Where `G` reflects a user’s gmFLOCK balance on a log-style or diminishing-return scale.

The key design principle is:

> gmFLOCK should reward long-term ecosystem alignment, but it should not allow pure capital size to overpower real model usage.

gmFLOCK can also be used across both **FOMO** and **AI Arena**, creating an incentive bridge between the demand side of the ecosystem and the model training / supply side.

#### Worked Examples

One MT, daily pool = 100 FLOCK, linear usage, square-root staking, nobody holds gmFLOCK.

* **Alice** stakes the MT and is the **only staker** (stake\_share = 1.0). Accounts for 50% of API spending.
* **Bob** doesn't stake, accounts for the other 50% of spending.

With early-stage `α = 0.9`, staking helps, but only a little:

|       | usage share | staking factor         | combined `factor × usage` |
| ----- | ----------- | ---------------------- | ------------------------- |
| Alice | 0.5         | `0.9 + 0.1·√1` = 1.000 | 1.000 × 0.5 = 0.500       |
| Bob   | 0.5         | `α` = 0.900            | 0.900 × 0.5 = 0.450       |

Alice earns `0.500 / (0.500 + 0.450)` ≈ **52.6 FLOCK**. Bob earns **47.4 FLOCK**.

If Alice held only 10% of the MT's total stake, her factor would be `0.9 + 0.1·√0.1 ≈ 0.932`. With equal usage, she would earn roughly **50.9 FLOCK** vs. Bob's **49.1 FLOCK**. That is intentional: early rewards are not meant to heavily favor people who were already staked.

With mature-stage `α = 0.5`, staking has a much stronger effect:

|       | usage share | staking factor         | combined `factor × usage` |
| ----- | ----------- | ---------------------- | ------------------------- |
| Alice | 0.5         | `0.5 + 0.5·√1` = 1.000 | 1.000 × 0.5 = 0.500       |
| Bob   | 0.5         | `α` = 0.500            | 0.500 × 0.5 = 0.250       |

Alice earns `0.500 / (0.500 + 0.250)` ≈ **66.7 FLOCK**. Bob earns **33.3 FLOCK**.
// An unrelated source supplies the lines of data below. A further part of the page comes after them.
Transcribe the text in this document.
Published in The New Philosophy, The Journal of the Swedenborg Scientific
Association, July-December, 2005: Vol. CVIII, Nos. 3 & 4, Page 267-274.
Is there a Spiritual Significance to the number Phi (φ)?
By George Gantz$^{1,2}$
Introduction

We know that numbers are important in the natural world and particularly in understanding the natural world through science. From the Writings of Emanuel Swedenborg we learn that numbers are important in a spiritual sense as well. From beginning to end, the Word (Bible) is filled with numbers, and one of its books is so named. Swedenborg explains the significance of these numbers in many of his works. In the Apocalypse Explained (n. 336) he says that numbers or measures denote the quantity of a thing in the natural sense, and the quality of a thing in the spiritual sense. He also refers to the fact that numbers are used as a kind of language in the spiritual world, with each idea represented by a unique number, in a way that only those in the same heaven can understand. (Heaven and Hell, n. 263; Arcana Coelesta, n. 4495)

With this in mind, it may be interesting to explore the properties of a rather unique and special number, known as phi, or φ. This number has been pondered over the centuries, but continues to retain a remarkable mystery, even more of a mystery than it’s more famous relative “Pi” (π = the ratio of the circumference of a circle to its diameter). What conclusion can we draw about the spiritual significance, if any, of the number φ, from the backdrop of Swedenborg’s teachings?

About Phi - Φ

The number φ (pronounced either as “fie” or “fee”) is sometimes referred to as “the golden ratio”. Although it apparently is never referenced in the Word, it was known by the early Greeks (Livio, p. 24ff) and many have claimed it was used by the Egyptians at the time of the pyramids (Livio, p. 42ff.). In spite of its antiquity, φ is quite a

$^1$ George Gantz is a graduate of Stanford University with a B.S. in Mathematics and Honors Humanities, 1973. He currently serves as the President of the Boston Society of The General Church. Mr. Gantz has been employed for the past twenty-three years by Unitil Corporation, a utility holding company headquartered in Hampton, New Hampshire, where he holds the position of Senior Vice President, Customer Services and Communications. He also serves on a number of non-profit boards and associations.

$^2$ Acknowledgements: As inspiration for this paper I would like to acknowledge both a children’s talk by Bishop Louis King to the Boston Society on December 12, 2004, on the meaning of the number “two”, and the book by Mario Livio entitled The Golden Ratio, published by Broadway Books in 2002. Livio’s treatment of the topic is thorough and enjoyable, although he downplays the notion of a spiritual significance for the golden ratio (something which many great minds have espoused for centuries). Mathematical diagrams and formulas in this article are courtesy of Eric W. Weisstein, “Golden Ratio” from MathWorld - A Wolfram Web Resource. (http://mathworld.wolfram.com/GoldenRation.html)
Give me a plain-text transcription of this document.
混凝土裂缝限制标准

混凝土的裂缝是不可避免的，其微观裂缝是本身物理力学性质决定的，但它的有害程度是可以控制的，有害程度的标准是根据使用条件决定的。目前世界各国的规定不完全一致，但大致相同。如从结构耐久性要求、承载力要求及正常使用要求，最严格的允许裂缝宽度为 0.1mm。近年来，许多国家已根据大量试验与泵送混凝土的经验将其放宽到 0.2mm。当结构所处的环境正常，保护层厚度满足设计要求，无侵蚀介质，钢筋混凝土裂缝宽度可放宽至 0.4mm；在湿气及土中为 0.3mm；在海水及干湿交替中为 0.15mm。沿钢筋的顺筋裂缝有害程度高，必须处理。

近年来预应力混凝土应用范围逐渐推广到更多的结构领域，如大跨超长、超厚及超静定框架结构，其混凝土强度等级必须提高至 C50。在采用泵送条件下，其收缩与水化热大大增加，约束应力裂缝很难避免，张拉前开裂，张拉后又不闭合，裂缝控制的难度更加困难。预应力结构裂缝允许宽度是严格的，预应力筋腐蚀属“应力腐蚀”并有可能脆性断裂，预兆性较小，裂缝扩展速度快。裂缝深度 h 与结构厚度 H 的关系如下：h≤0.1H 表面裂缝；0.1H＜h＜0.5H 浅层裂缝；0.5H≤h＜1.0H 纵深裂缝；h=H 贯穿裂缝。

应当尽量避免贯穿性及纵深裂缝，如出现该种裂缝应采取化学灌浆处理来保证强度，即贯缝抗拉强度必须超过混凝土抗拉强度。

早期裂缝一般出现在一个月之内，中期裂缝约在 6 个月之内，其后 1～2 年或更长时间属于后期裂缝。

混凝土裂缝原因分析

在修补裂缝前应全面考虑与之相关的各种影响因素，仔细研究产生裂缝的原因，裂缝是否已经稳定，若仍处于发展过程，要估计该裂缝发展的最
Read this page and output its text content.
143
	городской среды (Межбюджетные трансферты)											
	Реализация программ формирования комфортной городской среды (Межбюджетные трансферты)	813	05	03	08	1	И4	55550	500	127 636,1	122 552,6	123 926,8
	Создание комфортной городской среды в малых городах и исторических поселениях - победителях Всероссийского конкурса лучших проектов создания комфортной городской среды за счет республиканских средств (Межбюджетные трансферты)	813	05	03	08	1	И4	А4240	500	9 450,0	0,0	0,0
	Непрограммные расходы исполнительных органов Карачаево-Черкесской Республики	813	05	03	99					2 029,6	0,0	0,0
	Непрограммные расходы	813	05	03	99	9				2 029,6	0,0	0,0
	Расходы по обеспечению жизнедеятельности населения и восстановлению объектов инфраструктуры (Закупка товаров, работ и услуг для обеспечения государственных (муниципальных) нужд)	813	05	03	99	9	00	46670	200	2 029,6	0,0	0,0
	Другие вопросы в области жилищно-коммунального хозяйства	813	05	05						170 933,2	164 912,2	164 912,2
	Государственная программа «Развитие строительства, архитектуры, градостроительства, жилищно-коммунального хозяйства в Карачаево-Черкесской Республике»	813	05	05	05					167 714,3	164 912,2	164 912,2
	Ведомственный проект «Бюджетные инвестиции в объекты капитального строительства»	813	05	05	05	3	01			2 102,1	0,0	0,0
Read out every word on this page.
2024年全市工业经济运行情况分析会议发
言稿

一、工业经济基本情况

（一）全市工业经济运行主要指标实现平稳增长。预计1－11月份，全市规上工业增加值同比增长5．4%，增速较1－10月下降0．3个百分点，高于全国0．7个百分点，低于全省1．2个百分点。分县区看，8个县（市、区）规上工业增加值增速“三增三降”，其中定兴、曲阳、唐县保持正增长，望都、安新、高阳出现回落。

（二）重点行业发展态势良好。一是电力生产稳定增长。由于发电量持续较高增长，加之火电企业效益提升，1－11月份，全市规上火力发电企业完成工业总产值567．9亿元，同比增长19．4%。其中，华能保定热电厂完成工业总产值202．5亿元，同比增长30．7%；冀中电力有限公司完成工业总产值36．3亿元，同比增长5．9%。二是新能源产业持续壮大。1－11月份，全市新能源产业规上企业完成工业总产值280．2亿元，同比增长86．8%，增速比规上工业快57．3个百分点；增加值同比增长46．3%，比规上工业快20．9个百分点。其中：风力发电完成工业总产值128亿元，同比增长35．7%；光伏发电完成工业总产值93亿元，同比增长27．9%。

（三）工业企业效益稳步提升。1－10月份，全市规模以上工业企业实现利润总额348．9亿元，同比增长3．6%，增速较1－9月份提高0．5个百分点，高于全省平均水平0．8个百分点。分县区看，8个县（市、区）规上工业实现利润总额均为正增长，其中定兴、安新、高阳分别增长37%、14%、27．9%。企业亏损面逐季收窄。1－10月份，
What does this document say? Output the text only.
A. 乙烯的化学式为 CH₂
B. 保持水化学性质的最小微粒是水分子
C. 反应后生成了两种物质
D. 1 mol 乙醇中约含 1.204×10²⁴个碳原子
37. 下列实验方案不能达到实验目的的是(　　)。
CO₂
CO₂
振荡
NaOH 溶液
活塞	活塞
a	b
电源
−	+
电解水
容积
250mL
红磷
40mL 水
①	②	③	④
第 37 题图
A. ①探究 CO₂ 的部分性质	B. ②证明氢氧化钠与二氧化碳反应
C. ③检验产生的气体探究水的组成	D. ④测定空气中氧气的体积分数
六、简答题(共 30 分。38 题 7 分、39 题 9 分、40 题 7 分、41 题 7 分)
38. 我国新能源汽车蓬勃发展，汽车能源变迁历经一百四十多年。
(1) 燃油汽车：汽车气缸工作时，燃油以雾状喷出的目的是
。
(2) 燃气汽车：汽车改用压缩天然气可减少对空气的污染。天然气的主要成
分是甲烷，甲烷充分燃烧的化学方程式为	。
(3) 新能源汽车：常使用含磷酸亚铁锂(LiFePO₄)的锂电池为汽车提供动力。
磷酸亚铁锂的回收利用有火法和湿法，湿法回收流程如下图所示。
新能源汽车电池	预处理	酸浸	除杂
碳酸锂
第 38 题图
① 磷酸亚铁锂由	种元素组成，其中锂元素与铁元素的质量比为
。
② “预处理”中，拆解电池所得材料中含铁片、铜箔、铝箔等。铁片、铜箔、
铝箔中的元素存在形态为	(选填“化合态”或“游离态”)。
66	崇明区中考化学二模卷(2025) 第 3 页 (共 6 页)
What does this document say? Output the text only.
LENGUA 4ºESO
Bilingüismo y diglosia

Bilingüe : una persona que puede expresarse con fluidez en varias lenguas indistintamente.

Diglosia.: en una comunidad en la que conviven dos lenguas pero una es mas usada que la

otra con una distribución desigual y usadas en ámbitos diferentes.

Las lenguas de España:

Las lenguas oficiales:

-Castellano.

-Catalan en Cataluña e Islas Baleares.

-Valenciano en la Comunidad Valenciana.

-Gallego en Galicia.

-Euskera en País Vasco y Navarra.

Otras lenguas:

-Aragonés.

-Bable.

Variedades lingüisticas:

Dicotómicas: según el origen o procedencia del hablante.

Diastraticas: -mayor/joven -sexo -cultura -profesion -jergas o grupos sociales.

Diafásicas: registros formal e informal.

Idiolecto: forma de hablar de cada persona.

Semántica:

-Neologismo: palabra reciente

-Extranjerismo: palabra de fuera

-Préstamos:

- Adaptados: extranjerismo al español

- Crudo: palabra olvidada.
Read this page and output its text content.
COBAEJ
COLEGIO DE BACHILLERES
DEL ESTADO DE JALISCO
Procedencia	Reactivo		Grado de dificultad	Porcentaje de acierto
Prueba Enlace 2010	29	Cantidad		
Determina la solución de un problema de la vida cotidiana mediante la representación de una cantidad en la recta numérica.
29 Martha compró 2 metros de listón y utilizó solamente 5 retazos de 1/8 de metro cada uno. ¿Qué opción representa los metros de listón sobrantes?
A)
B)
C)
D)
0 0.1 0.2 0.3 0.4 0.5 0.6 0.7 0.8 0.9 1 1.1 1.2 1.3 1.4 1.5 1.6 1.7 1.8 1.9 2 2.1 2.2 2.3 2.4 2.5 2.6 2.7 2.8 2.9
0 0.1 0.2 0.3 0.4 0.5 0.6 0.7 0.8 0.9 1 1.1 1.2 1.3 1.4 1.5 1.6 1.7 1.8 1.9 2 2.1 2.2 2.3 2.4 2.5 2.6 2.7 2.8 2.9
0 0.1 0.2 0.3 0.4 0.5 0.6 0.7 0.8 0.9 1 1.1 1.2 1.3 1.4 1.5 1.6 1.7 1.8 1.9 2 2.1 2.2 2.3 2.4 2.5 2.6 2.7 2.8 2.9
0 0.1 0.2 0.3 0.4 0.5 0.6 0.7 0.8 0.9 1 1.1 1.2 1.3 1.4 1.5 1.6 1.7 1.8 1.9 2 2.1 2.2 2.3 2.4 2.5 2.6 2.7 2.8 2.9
If Alice held only 10% of the MT's total stake (someone else stakes the other 90% but doesn't use the API), her factor drops to `0.5 + 0.5·√0.1 ≈ 0.658` — but she still beats Bob's `0.5`, earning roughly **56.8 FLOCK** vs. Bob's **43.2 FLOCK**. The lift from staking is smaller, but much more visible than it was at `α = 0.9`.

Now suppose Bob also picks up some gmFLOCK so his multiplier becomes `2×`. His score doubles, shifting the split further in his favour. Holding gmFLOCK helps stakers and non-stakers alike.